7.4.3. Discarding Access Rights¶
If you want to discard access rights of a group/user, pick the group/user in the list and press the Delete button or select None from the dropdown list of roles.
7.4.4. Discarding Inheritance¶
If, for some reason, you want to discard inherited access rights, uncheck the Include Inheritable Access Rights checkbox for the task selected.
As a result all the previously inherited rights will be marked as applied directly, and then discarded. After that you can edit local permissions for the task.
7.5. Configuring Global Access Rights¶
The global access rights are configured on the Administrator pane, on the Universe tab (see ch. “Universes”).
Switch to the Global Access Rights. This window looks similar to the one on the task level, with the only thing that differs: the access rights can be assigned only to groups, not to individual users.
7.6. Tips & Tricks On Configuring Access Rights¶
Keep things as simple as possible.
Avoid configuring roles and permissions for individual users, try to do it on the group level, when possible. It will help you keep the access management simple and predictable.

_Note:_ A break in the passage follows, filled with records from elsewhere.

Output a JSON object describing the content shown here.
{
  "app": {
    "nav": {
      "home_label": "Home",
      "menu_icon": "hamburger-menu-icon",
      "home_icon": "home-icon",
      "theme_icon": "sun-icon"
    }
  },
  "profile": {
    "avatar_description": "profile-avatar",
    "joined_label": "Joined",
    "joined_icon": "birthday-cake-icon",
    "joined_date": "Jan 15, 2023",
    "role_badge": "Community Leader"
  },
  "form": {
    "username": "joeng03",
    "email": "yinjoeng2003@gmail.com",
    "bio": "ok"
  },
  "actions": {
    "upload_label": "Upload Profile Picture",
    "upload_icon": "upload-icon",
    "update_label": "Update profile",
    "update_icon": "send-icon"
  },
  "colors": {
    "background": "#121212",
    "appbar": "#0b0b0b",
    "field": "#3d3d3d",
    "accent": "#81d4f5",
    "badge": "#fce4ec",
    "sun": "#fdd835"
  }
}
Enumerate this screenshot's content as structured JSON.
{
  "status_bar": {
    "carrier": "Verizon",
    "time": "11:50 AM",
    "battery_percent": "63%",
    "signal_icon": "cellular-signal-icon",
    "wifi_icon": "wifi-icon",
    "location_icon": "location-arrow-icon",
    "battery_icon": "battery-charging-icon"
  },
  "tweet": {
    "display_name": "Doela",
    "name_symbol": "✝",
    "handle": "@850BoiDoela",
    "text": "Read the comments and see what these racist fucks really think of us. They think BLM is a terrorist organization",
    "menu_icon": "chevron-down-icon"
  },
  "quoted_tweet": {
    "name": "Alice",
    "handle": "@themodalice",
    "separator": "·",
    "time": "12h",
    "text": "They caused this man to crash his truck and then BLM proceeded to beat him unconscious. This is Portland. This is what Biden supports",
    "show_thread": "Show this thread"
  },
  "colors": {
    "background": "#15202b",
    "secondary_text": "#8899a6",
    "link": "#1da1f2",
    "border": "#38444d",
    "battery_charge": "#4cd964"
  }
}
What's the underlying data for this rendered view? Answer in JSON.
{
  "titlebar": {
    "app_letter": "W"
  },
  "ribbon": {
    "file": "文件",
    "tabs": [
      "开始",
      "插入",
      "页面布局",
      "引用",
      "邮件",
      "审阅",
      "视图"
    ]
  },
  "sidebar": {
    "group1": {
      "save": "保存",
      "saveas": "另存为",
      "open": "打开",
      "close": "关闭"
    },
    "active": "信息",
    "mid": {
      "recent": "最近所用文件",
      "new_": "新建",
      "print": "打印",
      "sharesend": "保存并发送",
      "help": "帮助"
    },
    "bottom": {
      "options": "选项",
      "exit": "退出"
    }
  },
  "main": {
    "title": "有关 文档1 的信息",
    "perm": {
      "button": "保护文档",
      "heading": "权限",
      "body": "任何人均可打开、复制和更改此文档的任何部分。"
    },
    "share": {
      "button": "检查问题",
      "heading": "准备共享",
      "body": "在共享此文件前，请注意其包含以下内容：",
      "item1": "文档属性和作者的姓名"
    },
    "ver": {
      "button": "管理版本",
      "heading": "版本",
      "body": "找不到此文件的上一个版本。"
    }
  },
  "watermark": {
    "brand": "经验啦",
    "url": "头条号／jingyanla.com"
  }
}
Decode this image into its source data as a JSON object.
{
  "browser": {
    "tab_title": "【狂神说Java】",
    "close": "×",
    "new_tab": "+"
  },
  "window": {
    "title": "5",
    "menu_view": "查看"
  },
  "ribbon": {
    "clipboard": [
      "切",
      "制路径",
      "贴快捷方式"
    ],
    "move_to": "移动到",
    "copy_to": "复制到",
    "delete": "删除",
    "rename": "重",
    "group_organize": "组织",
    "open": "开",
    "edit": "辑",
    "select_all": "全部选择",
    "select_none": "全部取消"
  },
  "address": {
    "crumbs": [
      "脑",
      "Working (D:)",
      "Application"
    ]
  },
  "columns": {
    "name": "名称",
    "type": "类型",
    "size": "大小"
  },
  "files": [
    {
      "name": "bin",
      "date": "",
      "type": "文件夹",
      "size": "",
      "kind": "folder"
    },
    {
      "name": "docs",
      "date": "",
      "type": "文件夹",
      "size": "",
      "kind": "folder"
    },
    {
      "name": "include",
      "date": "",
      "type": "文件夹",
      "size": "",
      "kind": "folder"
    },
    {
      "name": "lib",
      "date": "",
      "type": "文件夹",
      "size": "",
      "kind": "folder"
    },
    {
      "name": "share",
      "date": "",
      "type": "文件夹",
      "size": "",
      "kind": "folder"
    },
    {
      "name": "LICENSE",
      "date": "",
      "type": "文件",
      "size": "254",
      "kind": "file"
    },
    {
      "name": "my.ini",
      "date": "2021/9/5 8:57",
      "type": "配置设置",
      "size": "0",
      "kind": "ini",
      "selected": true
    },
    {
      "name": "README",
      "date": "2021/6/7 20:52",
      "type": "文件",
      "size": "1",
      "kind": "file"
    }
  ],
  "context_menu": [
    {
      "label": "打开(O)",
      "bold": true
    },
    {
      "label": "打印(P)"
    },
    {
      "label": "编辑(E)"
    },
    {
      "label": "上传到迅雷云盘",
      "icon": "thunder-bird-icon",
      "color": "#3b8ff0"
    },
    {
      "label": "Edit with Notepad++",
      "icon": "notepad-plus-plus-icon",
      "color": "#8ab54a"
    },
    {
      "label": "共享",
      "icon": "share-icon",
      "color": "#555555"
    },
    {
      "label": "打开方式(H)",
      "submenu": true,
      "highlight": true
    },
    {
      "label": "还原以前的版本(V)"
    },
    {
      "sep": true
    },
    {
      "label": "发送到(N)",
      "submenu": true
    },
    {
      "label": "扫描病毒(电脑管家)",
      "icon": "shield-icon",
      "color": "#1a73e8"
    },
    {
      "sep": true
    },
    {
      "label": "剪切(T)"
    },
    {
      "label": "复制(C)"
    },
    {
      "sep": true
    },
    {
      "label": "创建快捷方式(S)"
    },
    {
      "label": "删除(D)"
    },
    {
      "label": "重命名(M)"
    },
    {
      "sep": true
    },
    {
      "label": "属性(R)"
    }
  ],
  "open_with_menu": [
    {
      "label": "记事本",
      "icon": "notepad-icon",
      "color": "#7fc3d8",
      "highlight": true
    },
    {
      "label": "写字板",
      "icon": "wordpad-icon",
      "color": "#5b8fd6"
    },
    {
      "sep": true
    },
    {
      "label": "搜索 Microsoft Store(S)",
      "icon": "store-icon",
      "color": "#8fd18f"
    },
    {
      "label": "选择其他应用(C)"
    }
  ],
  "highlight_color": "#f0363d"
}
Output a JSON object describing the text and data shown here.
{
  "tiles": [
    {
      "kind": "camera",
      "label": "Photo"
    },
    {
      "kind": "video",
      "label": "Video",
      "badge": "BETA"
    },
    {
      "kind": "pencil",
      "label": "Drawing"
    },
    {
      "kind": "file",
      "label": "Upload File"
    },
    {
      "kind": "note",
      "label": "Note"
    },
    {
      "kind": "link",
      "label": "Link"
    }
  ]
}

Configure access rights for an individual user by adding/removing the user account to/from the group with the appropriate role / access rights pattern.
Manage the access rights on the project level: select the root task in Navigator – it is the project level – and configure its properties. Specify roles for groups immediately when creating a new project. Add new users, that join your project along the way, to the approriate groups, and that’s it.
Avoid changing the access rights and discarding inheritance on the task levels lower than project, without necessity. If you need a more flexible configuration pattern than linear inheritance, use the conditional permissions and then allocate the users as assignees to particular tasks for the permissions to take local effect.
Remember: the simple you configure the access system - the easier it will be to use and maintain.